27. The apparatus of any one of claims 16-26, wherein a particular fluorescently-labeled polynucleotide probe of the plurality of fluorescently-labeled polynucleotide probes comprises a plurality of copies of the particular fluorescently-labeled polynucleotide probe directed to a particular gene,

wherein a first portion of the plurality of copies of the particular fluorescently- labeled polynucleotide probe are labeled with a first fluorophore of the plurality of fluorophores, and

wherein a second portion of the plurality of copies of the particular fluorescently- labeled polynucleotide probe different from the first portion are labeled with a second fluorophore of the plurality of fluorophores different from the first fluorophore,

wherein the first portion and the second portion of the plurality of copies of the particular fluorescently-labeled polynucleotide probe are applied to the sample, and wherein the processor, when analyzing the image to identify a location within the sample having a group of fluorophores of the plurality of fluorophores associated with the location, is further to:

analyze the image to identify the location within the sample having the first fluorophore and the second fluorophore, and

wherein the processor, when identifying a gene associated with the location based on identifying the location within the sample having the group of fluorophores, is further to:

identify the particular gene based on identifying the location within the sample having the first fluorophore and the second fluorophore.

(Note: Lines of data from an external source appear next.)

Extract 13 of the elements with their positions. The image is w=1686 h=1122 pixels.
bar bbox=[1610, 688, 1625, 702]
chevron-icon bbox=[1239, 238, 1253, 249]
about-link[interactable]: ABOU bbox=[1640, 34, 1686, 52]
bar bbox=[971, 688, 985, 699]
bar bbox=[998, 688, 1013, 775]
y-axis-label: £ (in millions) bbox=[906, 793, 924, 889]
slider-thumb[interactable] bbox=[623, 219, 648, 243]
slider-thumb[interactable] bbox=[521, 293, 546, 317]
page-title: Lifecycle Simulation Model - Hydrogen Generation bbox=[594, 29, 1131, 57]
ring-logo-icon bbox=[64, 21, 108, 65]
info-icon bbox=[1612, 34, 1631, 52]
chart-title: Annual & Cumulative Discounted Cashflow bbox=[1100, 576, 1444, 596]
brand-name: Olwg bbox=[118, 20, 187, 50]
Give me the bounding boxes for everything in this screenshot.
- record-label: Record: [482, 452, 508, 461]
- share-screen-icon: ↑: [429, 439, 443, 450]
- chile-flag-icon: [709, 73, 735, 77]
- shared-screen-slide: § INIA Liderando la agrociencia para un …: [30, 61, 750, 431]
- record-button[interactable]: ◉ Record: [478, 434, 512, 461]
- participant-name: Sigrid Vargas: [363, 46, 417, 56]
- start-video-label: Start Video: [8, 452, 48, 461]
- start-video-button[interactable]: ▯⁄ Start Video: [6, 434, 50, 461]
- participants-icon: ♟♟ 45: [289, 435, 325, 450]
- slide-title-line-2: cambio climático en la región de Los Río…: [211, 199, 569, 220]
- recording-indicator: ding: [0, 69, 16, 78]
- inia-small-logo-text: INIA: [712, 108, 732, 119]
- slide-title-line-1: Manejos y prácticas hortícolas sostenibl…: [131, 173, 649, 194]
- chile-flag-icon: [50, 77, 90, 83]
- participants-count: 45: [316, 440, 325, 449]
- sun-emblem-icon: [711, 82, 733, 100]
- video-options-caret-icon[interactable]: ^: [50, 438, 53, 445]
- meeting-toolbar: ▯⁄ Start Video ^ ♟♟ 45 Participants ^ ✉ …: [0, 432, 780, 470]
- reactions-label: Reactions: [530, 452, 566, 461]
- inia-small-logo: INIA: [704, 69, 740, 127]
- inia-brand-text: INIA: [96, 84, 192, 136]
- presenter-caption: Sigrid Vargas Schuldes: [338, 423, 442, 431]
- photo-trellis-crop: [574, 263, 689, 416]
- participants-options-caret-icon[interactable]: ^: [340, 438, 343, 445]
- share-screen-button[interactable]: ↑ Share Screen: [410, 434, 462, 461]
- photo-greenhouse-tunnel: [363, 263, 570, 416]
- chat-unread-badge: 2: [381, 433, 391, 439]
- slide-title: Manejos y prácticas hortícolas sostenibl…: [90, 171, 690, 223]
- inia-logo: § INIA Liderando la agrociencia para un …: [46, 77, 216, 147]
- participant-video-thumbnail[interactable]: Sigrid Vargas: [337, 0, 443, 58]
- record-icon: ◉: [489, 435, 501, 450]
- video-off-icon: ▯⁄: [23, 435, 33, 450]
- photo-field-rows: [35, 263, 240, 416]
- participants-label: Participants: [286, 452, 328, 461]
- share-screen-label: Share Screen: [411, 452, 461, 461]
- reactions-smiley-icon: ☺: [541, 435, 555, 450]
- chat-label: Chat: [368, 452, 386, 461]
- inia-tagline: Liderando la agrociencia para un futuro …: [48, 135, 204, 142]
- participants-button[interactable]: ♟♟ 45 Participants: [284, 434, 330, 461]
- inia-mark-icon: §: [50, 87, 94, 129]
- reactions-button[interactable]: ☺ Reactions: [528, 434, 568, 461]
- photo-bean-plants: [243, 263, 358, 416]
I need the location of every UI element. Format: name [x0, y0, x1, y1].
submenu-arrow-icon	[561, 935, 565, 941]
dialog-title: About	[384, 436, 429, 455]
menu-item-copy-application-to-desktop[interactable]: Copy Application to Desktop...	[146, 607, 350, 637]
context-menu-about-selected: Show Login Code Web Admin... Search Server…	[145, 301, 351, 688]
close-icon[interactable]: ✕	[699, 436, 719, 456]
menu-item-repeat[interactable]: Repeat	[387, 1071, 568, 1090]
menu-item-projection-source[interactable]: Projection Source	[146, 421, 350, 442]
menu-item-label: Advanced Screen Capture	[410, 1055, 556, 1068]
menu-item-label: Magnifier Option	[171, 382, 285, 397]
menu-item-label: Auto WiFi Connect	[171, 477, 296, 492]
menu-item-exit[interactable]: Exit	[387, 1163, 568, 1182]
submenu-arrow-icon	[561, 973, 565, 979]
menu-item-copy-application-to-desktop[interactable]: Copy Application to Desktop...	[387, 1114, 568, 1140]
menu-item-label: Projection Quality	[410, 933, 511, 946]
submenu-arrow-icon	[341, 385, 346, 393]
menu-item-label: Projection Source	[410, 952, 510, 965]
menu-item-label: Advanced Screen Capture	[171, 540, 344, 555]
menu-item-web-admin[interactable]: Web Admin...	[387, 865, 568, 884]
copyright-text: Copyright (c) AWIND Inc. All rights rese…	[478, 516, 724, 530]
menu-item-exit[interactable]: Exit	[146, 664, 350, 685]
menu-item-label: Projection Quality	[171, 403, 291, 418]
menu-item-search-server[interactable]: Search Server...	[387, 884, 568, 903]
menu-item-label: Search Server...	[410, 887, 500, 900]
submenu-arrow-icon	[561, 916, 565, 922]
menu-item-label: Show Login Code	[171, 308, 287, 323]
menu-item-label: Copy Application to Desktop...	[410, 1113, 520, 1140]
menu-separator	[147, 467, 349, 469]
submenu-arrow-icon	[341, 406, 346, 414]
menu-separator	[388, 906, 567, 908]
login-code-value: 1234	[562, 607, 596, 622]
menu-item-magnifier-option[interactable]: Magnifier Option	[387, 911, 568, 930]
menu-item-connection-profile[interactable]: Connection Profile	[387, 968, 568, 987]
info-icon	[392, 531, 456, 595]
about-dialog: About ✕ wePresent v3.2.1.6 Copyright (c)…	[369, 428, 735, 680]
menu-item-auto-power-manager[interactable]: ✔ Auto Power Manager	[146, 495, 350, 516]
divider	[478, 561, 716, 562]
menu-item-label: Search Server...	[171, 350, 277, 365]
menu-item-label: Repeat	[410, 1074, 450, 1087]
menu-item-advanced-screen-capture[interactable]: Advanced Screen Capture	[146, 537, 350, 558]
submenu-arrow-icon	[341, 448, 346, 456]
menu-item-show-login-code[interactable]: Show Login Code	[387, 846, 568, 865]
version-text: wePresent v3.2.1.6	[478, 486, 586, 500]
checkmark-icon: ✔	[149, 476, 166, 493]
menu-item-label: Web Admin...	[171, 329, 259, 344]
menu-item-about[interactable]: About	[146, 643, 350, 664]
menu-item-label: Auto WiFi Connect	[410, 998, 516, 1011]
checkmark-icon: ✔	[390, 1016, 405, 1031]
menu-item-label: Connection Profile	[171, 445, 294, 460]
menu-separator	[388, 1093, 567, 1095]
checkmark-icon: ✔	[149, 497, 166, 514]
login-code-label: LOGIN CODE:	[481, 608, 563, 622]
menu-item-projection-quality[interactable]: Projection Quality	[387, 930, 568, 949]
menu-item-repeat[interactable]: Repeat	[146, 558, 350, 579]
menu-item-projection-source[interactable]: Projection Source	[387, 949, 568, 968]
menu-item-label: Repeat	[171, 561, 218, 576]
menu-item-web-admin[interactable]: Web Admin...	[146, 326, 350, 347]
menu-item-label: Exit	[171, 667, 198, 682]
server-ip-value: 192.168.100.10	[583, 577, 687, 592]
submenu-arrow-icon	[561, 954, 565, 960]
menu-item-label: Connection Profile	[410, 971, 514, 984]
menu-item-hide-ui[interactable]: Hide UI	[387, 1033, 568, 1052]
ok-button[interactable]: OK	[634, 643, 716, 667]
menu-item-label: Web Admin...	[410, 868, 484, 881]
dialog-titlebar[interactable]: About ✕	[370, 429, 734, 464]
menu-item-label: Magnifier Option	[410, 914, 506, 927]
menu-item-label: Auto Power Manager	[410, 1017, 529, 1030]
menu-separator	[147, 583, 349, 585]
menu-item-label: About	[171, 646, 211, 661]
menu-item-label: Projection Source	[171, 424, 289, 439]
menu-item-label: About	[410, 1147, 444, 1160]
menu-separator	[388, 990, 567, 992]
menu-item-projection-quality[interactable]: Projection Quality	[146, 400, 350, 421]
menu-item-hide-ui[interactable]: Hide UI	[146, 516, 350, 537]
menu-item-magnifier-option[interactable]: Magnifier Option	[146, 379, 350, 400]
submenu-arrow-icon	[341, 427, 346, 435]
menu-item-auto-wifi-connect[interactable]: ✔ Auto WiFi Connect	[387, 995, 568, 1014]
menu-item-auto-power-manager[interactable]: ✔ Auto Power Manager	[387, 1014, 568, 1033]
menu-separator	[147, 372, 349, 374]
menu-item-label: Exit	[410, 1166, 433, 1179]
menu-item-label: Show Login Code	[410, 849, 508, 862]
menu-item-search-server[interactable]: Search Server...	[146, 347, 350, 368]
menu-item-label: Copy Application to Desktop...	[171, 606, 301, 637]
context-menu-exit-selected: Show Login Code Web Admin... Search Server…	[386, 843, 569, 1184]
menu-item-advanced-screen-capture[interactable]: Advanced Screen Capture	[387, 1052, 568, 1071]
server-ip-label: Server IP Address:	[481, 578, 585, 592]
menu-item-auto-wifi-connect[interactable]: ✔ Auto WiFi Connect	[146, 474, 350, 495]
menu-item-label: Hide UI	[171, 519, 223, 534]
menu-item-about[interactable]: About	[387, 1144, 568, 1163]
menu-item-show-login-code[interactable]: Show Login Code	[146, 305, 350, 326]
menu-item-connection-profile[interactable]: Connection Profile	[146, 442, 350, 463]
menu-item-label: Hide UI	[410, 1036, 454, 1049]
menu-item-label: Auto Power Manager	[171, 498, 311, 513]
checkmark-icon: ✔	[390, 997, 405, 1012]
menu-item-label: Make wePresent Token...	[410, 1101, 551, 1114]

28. The apparatus of any one of claims 16-27, wherein the plurality of fluorescently-labeled polynucleotide probes comprises a first probe directed to a first gene and a second probe directed to a second gene different from the first gene,

wherein the first probe comprises a first group of fluorophores of the plurality of fluorophores and the second probe comprises a second group of fluorophores of the plurality of fluorophores different from the first group of fluorophores.

29. The apparatus of claim 28, wherein the processor, when analyzing the image to identify a location within the sample having a group of fluorophores of the plurality of fluorophores associated with the location, is further to:

analyze the image to identify the first group of fluorophores associated with a first location,

analyze the image to identify the second group of fluorophores associated with a second location different from the first location, and

wherein the processor, when identifying a gene associated with the location based on identifying the location within the sample having the group of fluorophores, is further to:

identify the first gene associated with the first location based on the first location including the first group of fluorophores, and identify the second gene associated with the second location based on the second location including the second group of fluorophores.

30. The apparatus of any one of claims 16-29, wherein the plurality of fluorescently-labeled polynucleotide probes comprise at least one of bacterial artificial chromosome (BAC) clones, PCR-generated DNA, or synthetic DNA.